Lançamento da cartilha em Brasília reforça protagonismo dos prefeitos

Como parte desse movimento de consolidação institucional, a cartilha atualizada será lançada no dia 19 de maio de 2026, em Brasília, durante um grande evento nacional que reunirá prefeitos, prefeitas e gestores municipais de todo o país.

O lançamento simboliza a relevância do tema na agenda pública nacional e reforça o papel dos prefeitos como protagonistas na decisão sobre onde e como movimentar os recursos do município. O material incorpora as inovações trazidas pela Resolução CMN nº 5.273/2025, trazendo orientações práticas sobre segurança jurídica, limites prudenciais e oportunidades de ampliação do impacto econômico local.

Além de dados atualizados e fundamentos legais, a cartilha apresenta exemplos concretos de como a parceria entre municípios e cooperativas de crédito pode ir além dos depósitos, abrangendo arrecadação de tributos, folha de pagamento, gestão de fluxos financeiros e apoio a políticas públicas de desenvolvimento.

Segurança jurídica e evolução regulatória

A movimentação de recursos municipais em cooperativas de crédito é plenamente amparada pelo marco legal brasileiro.
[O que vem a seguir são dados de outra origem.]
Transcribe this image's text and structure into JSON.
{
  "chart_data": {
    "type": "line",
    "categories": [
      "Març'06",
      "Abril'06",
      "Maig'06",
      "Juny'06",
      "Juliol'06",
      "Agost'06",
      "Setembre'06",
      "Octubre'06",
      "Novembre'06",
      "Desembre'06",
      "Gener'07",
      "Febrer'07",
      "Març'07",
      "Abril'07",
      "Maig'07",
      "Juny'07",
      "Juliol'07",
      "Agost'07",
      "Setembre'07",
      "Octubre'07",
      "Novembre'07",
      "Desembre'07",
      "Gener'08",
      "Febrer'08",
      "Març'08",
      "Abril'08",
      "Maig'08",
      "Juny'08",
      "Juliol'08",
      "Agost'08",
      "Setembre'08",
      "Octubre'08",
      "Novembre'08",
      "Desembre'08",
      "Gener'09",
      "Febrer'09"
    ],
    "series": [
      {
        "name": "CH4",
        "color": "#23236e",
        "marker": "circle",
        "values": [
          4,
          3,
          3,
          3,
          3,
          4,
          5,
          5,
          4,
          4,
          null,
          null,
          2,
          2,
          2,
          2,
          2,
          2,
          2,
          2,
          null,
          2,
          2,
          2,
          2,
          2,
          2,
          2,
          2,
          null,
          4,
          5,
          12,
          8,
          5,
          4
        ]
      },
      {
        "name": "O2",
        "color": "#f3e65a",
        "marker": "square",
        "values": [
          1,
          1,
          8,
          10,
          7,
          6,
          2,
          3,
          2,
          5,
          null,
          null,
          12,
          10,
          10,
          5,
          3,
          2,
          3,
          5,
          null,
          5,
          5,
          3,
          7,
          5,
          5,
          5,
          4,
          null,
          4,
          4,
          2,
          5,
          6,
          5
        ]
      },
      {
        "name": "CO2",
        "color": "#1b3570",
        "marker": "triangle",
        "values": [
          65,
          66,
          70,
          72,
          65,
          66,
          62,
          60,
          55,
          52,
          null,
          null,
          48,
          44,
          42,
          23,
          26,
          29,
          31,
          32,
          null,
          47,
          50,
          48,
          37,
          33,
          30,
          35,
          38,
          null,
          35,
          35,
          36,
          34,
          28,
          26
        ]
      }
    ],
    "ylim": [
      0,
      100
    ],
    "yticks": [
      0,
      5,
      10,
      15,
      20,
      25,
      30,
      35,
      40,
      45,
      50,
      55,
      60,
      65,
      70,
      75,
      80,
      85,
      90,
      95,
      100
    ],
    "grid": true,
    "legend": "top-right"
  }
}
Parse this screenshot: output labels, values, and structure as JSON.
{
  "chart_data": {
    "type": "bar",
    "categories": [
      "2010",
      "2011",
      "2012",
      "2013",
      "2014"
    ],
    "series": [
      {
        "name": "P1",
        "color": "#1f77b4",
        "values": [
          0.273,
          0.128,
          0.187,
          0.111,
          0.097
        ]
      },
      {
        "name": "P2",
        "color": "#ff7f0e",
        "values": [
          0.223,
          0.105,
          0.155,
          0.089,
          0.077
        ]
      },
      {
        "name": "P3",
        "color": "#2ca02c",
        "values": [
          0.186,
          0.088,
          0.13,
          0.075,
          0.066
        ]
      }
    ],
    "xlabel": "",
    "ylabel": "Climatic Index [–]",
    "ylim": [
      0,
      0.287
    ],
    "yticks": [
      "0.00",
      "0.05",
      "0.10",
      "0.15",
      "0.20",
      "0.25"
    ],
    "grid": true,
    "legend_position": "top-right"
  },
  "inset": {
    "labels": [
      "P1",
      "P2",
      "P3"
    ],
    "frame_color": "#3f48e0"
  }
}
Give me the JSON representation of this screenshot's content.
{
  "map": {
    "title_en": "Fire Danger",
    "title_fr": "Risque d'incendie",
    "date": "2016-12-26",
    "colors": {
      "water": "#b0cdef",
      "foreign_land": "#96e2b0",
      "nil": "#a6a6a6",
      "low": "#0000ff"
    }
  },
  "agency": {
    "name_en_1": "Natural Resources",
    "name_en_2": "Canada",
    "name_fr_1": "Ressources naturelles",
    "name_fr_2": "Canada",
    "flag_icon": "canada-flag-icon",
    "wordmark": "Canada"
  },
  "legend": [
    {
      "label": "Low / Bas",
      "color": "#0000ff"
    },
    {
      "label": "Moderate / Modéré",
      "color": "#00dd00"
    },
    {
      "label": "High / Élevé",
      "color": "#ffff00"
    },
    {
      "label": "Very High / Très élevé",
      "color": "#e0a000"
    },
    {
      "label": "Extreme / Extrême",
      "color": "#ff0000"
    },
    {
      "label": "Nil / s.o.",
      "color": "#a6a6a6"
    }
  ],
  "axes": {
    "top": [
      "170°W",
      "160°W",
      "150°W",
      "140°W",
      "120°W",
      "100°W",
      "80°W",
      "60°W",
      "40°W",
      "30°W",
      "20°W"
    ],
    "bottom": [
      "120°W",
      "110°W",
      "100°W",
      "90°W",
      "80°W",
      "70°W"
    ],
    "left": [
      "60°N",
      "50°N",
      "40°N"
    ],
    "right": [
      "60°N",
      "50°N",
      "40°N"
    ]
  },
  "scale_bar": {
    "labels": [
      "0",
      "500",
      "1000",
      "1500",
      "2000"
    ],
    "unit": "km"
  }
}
A legislação e as normas do Conselho Monetário Nacional estabelecem regras claras, supervisionadas pelo Banco Central, garantindo segurança jurídica e prudencial.

Entre os principais pontos estão:

a possibilidade de depósitos de municípios em cooperativas de crédito;
a proteção dos recursos pelo FGCoop, até o limite regulamentar;
regras de liquidez e limites prudenciais específicos.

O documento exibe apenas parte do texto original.